L'ART CONTEMPOURIEN À LA RESCOUSSE
DE L'ART CONTEMPORAIN
 
 
          Au fil des années, j'ai consacré quelques papiers aux arts visuels, tantôt pour en rire (voir HITCHCOCK AU MBA OU L'ART D'EXPOSER N'IMPORTE QUOI, le QL, no 75, LES FRANÇAIS ET L'ART: UNE DRÔLE DE RELATION, le QL, no 77, CROÛTES, PORNO ET MONOCHROMES: AH! L'ART CONTEMPORAIN..., le QL, no 127), tantôt pour en dénoncer la dépendance aux fonds publics ou l'hermétisme (voir ARTS VISUELS: DÉCONNECTÉS ET INATTAQUABLES!, le QL, no 129, et plus récemment, LES ARTS VISUELS AU QUÉBEC, UN UNIVERS CLOS ET AUTOSUFFISANT, le QL, no 134). 
  
          J'ai récemment fait la découverte d'un groupe de peintres qui font de l'art contemporain, mais, Ô surprise!, du beau! Quoi, c'est possible? Eh oui, l'art contemporain n'est pas nécessairement synonyme de gribouillis ou de monochromes. Il y a de l'espoir.
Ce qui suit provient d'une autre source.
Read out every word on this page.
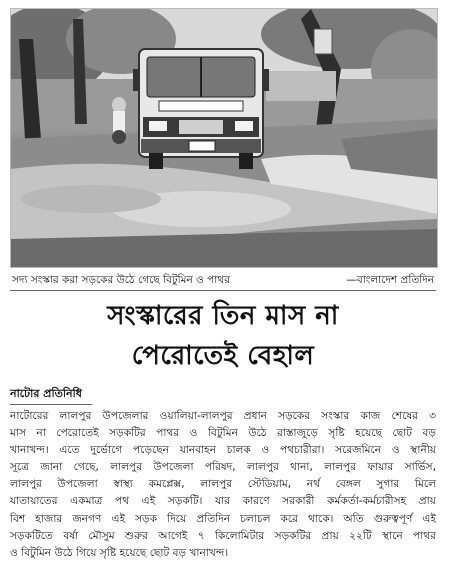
সদ্য সংস্কার করা সড়কের উঠে গেছে বিটুমিন ও পাথর	—বাংলাদেশ প্রতিদিন
সংস্কারের তিন মাস না
পেরোতেই বেহাল
নাটোর প্রতিনিধি
নাটোরের লালপুর উপজেলার ওয়ালিয়া-লালপুর প্রধান সড়কের সংস্কার কাজ শেষের ৩
মাস না পেরোতেই সড়কটির পাথর ও বিটুমিন উঠে রাস্তাজুড়ে সৃষ্টি হয়েছে ছোট বড়
খানাখন্দ। এতে দুর্ভোগে পড়েছেন যানবাহন চালক ও পথচারীরা। সরেজমিনে ও স্থানীয়
সূত্রে জানা গেছে, লালপুর উপজেলা পরিষদ, লালপুর থানা, লালপুর ফায়ার সার্ভিস,
লালপুর উপজেলা স্বাস্থ্য কমপ্লেক্স, লালপুর স্টেডিয়াম, নর্থ বেঙ্গল সুগার মিলে
যাতায়াতের একমাত্র পথ এই সড়কটি। যার কারণে সরকারী কর্মকর্তা-কর্মচারীসহ প্রায়
বিশ হাজার জনগণ এই সড়ক দিয়ে প্রতিদিন চলাচল করে থাকে। অতি গুরুত্বপূর্ণ এই
সড়কটিতে বর্ষা মৌসুম শুরুর আগেই ৭ কিলোমিটার সড়কটির প্রায় ২২টি স্থানে পাথর
ও বিটুমিন উঠে গিয়ে সৃষ্টি হয়েছে ছোট বড় খানাখন্দ।
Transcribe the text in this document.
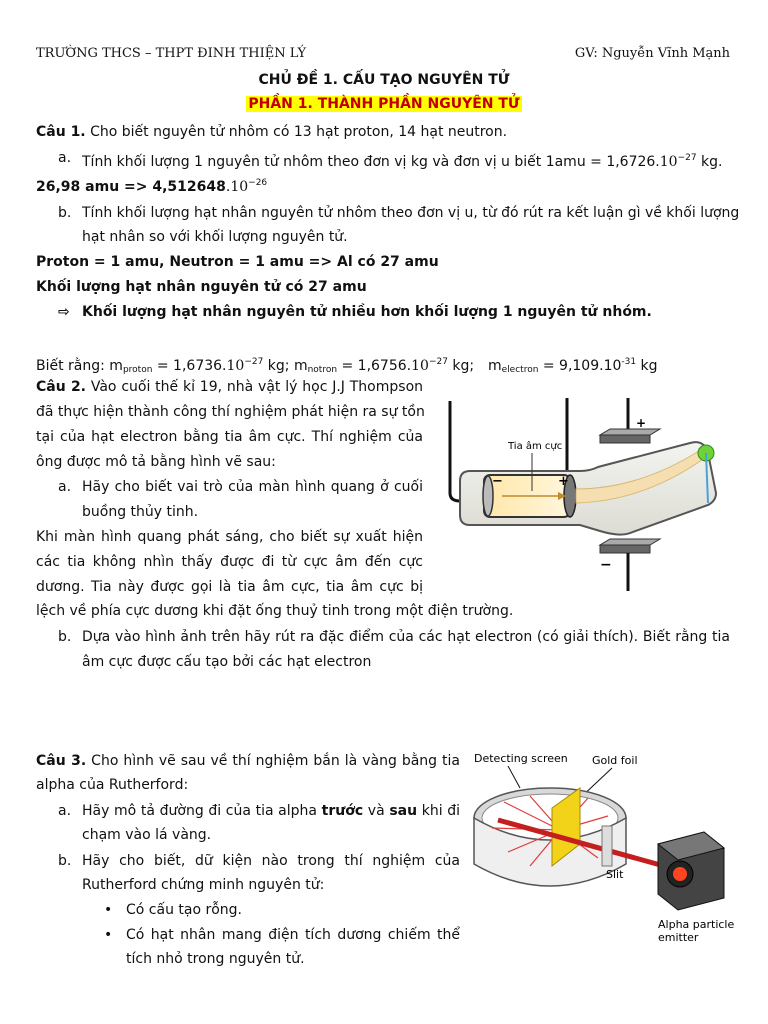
TRƯỜNG THCS – THPT ĐINH THIỆN LÝ	GV: Nguyễn Vĩnh Mạnh
CHỦ ĐỀ 1. CẤU TẠO NGUYÊN TỬ
PHẦN 1. THÀNH PHẦN NGUYÊN TỬ
Câu 1. Cho biết nguyên tử nhôm có 13 hạt proton, 14 hạt neutron.
a. Tính khối lượng 1 nguyên tử nhôm theo đơn vị kg và đơn vị u biết $1amu = 1,6726.10^{-27}$ kg.
26,98 amu => $4,512648.10^{-26}$
b. Tính khối lượng hạt nhân nguyên tử nhôm theo đơn vị u, từ đó rút ra kết luận gì về khối lượng
hạt nhân so với khối lượng nguyên tử.
Proton = 1 amu, Neutron = 1 amu => Al có 27 amu
Khối lượng hạt nhân nguyên tử có 27 amu
⇨ Khối lượng hạt nhân nguyên tử nhiều hơn khối lượng 1 nguyên tử nhóm.
Biết rằng: $m_{proton} = 1,6736.10^{-27}$ kg; $m_{notron} = 1,6756.10^{-27}$ kg; $m_{electron} = 9,109.10^{-31}$ kg
Câu 2. Vào cuối thế kỉ 19, nhà vật lý học J.J Thompson
đã thực hiện thành công thí nghiệm phát hiện ra sự tồn
tại của hạt electron bằng tia âm cực. Thí nghiệm của
ông được mô tả bằng hình vẽ sau:
a. Hãy cho biết vai trò của màn hình quang ở cuối
buồng thủy tinh.
Khi màn hình quang phát sáng, cho biết sự xuất hiện
các tia không nhìn thấy được đi từ cực âm đến cực
dương. Tia này được gọi là tia âm cực, tia âm cực bị
lệch về phía cực dương khi đặt ống thuỷ tinh trong một điện trường.
b. Dựa vào hình ảnh trên hãy rút ra đặc điểm của các hạt electron (có giải thích). Biết rằng tia
âm cực được cấu tạo bởi các hạt electron
−	+
Tia âm cực
+
−
Câu 3. Cho hình vẽ sau về thí nghiệm bắn là vàng bằng tia
alpha của Rutherford:
a. Hãy mô tả đường đi của tia alpha trước và sau khi đi
chạm vào lá vàng.
b. Hãy cho biết, dữ kiện nào trong thí nghiệm của
Rutherford chứng minh nguyên tử:
• Có cấu tạo rỗng.
• Có hạt nhân mang điện tích dương chiếm thể
tích nhỏ trong nguyên tử.
Detecting screen Gold foil
Slit
Alpha particle
emitter
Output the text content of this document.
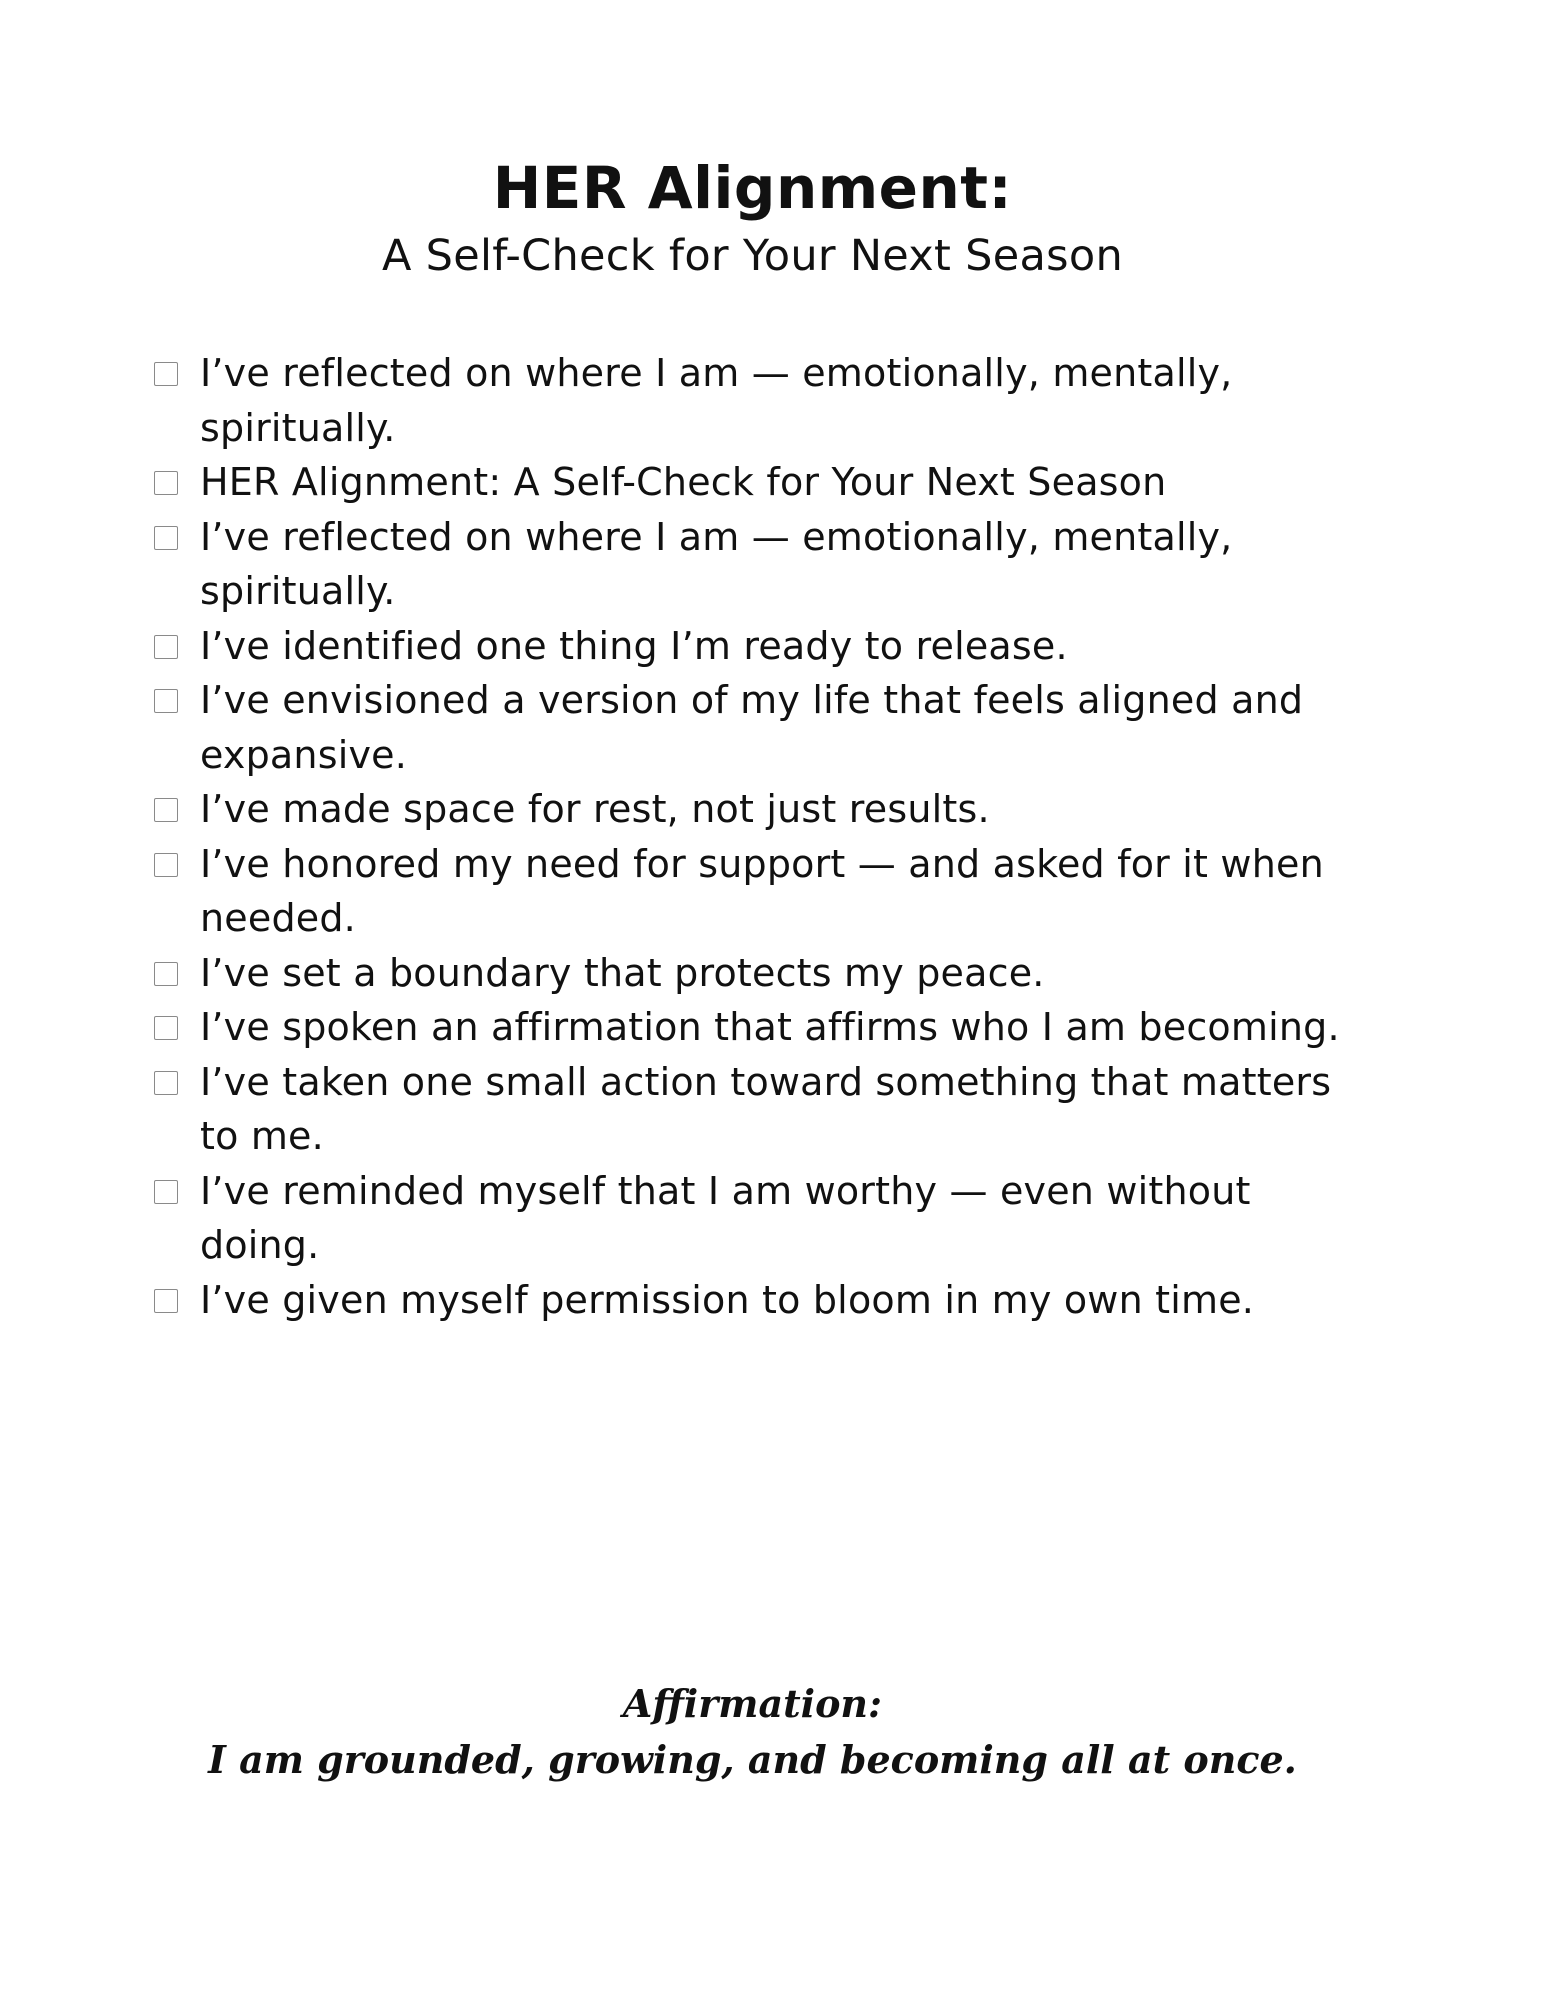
HER Alignment:
A Self-Check for Your Next Season
I’ve reflected on where I am — emotionally, mentally, spiritually.
HER Alignment: A Self-Check for Your Next Season
I’ve reflected on where I am — emotionally, mentally, spiritually.
I’ve identified one thing I’m ready to release.
I’ve envisioned a version of my life that feels aligned and expansive.
I’ve made space for rest, not just results.
I’ve honored my need for support — and asked for it when needed.
I’ve set a boundary that protects my peace.
I’ve spoken an affirmation that affirms who I am becoming.
I’ve taken one small action toward something that matters to me.
I’ve reminded myself that I am worthy — even without doing.
I’ve given myself permission to bloom in my own time.
Affirmation:
I am grounded, growing, and becoming all at once.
Pour vous dire, ces artistes font des tableaux que je n'hésiterais à accrocher chez moi. 
  
          Voici donc quelques textes et photos issus de leur site qui présentent leur travail et leur philosophie. 
  
  
G. G.
  
  
 
ART-CONTEMPOURIEN-ASSOCIATION
  
  
          L’art-contempourien-association (ACA) a pour objectif de valoriser par un travail de communication allant de la simple exposition jusqu’à l’action pédagogique l’art contempourien c’est-à-dire l’oeuvre d’artistes qui ne souscrivent pas à l’académisme de l’art contemporain prôné par l’institution ni à l’académisme de l’art commercial commandé par la plupart des marchands. 
  
          L'ACA, c'est quatre artistes de la région de Lyon qui depuis plusieurs années constatent que l'art contemporain tel qu'il est présenté par les galeries ou les musées ne leur procure aucun enthousiasme. Il leur procure même de l'ennui quelque fois – chose qu'une oeuvre d'art digne de ce nom leur avait toujours paru incapable de produire.  
  
          Cette étrange constatation n'était-elle pas inquiétante? Après de sérieuses introspections qui établirent qu'aucune anomalie psychologique ne permettait d'attribuer l'insatisfaction de ces quatre artistes à eux-même, la question suivante se trouva posée: L'art perdrait-il de son intérêt sitôt qu'il se soucie d'être contemporain? 
 
Pierre Guion
Bernard Rouyard
Pierre Guion • En marge d'une peinture qui s'appuie sur le spectacle de la réalité qui l'entoure, il entreprend des oeuvres dont l'inspiration lui est fournie par les chapiteaux historiés de l'âge roman.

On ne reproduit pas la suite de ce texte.